By now the Germans had retired to the Hindenburg Line. On 19 September the heavy guns started moving forward ready to support First Army in the Battle of the Canal du Nord beginning on 27 September. The night before, 30th Bde supported 8th and 20th (Light) Divisions in a preliminary attack beginning at midnight, after which the Canadian Corps broke through in the morning. By 3 October patrols revealed that the enemy had retired out of range.

On 4 October 39th Siege Bty moved four guns up, then on 10 October the other two went forward to Avion.
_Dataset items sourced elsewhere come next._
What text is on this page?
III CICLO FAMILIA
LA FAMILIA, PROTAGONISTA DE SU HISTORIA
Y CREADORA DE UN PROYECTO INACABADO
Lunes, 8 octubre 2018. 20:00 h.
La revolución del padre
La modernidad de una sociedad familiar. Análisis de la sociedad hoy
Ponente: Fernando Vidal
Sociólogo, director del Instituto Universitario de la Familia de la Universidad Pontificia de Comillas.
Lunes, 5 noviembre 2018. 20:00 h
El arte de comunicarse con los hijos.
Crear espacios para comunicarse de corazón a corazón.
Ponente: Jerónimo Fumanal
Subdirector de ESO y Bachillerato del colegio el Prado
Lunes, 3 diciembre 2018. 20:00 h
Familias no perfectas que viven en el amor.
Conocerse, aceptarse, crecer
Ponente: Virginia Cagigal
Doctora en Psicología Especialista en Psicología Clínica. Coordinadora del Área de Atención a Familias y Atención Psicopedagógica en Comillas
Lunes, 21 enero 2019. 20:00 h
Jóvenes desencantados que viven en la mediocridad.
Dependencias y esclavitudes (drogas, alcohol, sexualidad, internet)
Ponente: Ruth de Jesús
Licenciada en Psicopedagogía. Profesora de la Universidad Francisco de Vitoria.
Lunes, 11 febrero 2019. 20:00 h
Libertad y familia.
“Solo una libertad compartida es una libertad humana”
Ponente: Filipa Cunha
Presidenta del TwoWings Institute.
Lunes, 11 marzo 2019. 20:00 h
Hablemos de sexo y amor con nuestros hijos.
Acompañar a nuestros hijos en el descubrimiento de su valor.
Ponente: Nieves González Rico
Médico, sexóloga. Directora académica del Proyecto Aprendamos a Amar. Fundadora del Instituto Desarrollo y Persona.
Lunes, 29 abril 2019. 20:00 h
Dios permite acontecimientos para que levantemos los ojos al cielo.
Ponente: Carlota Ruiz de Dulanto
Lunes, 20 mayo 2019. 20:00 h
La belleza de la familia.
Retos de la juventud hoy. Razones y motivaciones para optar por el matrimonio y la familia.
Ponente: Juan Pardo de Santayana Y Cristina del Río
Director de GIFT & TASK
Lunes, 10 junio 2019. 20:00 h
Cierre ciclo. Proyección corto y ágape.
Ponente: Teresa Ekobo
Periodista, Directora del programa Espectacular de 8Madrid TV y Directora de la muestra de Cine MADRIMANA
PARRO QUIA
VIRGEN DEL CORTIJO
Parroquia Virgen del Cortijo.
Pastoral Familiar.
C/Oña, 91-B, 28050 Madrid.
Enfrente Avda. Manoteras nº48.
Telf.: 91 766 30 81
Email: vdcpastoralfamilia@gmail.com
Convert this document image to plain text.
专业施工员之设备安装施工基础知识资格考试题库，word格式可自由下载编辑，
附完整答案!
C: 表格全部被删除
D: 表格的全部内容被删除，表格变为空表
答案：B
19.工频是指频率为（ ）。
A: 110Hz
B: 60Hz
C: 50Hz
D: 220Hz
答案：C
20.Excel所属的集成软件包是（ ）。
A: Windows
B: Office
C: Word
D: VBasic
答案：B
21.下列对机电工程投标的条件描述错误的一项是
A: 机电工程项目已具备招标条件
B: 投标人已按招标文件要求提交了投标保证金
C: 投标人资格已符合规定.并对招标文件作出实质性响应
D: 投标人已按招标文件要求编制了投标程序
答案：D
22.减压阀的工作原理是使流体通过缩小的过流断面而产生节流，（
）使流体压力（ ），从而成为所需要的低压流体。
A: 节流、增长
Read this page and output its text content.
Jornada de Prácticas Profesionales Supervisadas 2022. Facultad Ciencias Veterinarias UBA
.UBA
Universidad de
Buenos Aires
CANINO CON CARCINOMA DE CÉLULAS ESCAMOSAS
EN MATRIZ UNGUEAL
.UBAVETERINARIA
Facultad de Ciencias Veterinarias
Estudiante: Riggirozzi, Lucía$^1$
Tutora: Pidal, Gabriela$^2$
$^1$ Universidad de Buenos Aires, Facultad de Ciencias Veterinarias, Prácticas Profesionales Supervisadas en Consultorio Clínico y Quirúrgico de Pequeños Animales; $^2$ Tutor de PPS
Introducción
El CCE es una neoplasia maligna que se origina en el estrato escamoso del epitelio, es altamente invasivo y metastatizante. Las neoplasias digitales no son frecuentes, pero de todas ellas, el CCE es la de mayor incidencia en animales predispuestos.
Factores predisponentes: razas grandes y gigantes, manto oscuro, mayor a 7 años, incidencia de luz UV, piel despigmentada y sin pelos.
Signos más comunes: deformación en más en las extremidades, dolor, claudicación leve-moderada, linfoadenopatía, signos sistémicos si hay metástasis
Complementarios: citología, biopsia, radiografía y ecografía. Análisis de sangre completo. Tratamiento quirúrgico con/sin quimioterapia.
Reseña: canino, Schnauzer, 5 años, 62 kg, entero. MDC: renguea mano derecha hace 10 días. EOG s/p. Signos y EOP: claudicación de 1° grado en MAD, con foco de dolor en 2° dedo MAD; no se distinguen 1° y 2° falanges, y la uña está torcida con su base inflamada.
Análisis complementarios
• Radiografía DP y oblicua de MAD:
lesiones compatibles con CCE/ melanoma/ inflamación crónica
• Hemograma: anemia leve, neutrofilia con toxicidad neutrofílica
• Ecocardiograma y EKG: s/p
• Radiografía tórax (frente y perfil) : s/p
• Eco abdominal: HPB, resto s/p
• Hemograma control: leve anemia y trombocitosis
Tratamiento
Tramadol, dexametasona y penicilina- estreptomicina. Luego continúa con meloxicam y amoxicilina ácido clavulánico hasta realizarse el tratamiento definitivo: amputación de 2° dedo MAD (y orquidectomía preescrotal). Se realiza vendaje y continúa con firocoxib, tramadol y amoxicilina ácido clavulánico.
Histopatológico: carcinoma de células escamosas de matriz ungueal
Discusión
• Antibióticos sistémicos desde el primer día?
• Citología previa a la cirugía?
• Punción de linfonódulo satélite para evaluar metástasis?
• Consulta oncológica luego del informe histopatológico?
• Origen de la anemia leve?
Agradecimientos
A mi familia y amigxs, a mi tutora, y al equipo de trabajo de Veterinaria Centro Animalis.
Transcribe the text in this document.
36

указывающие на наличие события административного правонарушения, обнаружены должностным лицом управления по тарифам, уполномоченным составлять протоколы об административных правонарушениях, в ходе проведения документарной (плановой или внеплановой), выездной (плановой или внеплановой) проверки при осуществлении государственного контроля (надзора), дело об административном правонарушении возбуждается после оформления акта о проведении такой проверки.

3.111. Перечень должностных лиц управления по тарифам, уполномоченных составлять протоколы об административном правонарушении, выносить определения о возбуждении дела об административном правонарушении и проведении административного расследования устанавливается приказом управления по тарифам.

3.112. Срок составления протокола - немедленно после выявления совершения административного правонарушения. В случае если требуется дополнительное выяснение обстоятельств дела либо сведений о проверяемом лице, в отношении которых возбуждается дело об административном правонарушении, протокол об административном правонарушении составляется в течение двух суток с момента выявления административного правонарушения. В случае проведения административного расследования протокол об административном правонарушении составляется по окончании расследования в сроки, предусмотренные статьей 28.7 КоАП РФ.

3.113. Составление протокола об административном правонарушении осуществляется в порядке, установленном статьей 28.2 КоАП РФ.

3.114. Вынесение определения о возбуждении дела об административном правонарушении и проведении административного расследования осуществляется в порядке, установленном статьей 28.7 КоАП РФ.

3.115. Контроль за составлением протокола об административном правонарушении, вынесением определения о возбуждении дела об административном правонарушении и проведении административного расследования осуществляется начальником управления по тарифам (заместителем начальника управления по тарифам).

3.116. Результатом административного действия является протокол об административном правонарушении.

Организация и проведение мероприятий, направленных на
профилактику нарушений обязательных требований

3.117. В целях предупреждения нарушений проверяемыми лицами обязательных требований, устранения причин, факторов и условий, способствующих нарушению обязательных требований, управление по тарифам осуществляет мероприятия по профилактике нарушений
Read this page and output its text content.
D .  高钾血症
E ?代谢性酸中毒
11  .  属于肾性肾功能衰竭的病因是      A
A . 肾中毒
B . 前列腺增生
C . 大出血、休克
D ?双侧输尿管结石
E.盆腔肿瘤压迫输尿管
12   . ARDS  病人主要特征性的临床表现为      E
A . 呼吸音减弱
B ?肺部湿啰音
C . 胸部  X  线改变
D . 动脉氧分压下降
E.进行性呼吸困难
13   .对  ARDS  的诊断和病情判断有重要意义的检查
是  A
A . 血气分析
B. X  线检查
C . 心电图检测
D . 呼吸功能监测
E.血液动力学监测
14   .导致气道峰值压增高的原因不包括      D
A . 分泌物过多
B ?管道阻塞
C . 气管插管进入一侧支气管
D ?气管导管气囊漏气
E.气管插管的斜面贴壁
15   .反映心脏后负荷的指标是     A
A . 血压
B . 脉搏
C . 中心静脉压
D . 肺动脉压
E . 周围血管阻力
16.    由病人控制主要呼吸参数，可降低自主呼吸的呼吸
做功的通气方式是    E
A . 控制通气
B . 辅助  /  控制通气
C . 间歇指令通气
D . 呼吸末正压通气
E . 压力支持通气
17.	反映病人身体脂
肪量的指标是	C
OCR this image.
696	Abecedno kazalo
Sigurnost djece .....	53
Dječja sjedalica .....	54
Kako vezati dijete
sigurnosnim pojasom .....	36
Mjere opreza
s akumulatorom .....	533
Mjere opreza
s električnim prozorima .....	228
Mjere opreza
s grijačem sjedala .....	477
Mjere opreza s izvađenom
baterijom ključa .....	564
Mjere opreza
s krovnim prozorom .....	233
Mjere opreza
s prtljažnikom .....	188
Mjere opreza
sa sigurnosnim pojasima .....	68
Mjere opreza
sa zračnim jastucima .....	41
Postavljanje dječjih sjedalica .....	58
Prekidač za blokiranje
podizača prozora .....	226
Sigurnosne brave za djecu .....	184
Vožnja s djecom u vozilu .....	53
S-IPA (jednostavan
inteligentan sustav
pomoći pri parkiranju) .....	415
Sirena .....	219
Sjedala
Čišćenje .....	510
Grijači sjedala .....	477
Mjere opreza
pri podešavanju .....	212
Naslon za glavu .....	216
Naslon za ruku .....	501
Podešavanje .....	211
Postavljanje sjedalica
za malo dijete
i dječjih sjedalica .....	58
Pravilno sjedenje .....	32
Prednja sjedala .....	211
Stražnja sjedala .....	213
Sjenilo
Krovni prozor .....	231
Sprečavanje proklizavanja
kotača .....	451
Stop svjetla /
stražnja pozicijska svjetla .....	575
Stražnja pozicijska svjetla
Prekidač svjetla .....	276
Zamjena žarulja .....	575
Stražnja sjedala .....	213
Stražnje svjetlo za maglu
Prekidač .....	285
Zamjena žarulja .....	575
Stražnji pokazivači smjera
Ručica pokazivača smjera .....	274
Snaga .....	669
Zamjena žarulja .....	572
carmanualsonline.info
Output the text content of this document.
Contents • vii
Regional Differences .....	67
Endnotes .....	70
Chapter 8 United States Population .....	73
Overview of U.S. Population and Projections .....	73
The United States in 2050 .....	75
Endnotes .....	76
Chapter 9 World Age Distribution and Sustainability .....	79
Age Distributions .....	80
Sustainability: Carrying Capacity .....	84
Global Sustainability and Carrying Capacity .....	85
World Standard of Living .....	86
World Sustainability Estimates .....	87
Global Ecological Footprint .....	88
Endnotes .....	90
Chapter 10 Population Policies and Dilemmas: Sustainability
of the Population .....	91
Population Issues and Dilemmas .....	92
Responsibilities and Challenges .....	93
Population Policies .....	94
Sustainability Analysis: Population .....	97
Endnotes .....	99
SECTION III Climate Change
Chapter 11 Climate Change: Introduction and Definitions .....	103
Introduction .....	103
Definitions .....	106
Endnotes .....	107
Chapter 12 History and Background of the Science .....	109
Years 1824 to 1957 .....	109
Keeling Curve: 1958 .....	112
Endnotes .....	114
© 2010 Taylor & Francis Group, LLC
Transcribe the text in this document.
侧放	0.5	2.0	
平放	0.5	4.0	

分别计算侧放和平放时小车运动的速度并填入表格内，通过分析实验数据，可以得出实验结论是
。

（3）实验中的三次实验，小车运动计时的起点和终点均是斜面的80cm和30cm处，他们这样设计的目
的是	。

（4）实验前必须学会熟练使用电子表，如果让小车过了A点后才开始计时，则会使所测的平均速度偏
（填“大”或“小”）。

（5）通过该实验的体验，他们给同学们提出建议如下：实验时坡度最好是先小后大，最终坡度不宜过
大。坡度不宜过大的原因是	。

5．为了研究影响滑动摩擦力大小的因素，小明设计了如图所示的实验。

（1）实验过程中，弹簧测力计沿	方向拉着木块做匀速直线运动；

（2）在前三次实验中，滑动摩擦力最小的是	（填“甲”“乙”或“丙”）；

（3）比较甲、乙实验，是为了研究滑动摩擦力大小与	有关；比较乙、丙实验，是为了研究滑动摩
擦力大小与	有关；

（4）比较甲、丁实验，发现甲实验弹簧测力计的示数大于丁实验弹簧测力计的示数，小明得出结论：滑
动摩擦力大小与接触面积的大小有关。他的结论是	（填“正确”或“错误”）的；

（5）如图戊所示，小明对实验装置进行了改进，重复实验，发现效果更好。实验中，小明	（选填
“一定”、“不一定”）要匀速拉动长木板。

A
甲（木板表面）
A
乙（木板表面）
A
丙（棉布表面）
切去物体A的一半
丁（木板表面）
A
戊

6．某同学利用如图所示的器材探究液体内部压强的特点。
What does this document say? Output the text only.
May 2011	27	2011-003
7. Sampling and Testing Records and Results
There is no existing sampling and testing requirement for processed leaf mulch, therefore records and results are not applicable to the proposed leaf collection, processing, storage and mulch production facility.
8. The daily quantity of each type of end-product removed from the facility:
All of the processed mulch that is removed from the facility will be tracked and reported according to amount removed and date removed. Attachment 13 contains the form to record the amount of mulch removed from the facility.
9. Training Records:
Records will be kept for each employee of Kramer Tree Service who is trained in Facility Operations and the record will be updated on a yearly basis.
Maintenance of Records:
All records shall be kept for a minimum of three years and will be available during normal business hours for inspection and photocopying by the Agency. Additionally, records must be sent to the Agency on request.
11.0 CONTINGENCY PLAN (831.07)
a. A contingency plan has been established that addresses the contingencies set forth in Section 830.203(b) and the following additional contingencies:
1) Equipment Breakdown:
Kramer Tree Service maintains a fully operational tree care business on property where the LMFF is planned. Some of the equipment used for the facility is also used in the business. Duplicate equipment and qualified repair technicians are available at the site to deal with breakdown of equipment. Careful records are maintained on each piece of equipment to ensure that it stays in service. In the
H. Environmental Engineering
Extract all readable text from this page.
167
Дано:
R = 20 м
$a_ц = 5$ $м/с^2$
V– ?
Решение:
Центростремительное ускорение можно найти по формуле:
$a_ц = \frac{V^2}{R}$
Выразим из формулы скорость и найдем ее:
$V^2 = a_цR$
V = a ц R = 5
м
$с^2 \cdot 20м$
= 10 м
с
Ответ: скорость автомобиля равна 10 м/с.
It reached Billy-Montigny with five of its howitzers on 13 October, but on 18 October it had to be left behind because there was no canal bridge strong enough to take its heavy howitzers and caterpillar tractors. On 24 October it was ordered up to Carvin, but next day this march was halted when another bridge was found to be too weak. It finally moved up on 1 November, two of its howitzers came into action on 4 November and two more next day, but the Germans were retreating too quickly for the heavy howitzers to keep up. Hostilities ended on 11 November when the Armistice with Germany came into effect. On 18 November, 39th Siege Bty parked its guns in the square at Carvin.

The Commonwealth War Graves Commission lists the names of 46 members of the battery who died in service; there may be others who were simply listed as RGA.

==Postwar==
39th Siege Battery continued in the Regular Army after the Armistice. It became 39th Battery, RGA, on 19 April 1919, and converted into 39th Mountain Battery, RGA on 20 January 1920. However, on 16 April that year it was absorbed by the cadre of 3rd Mountain Bty in India.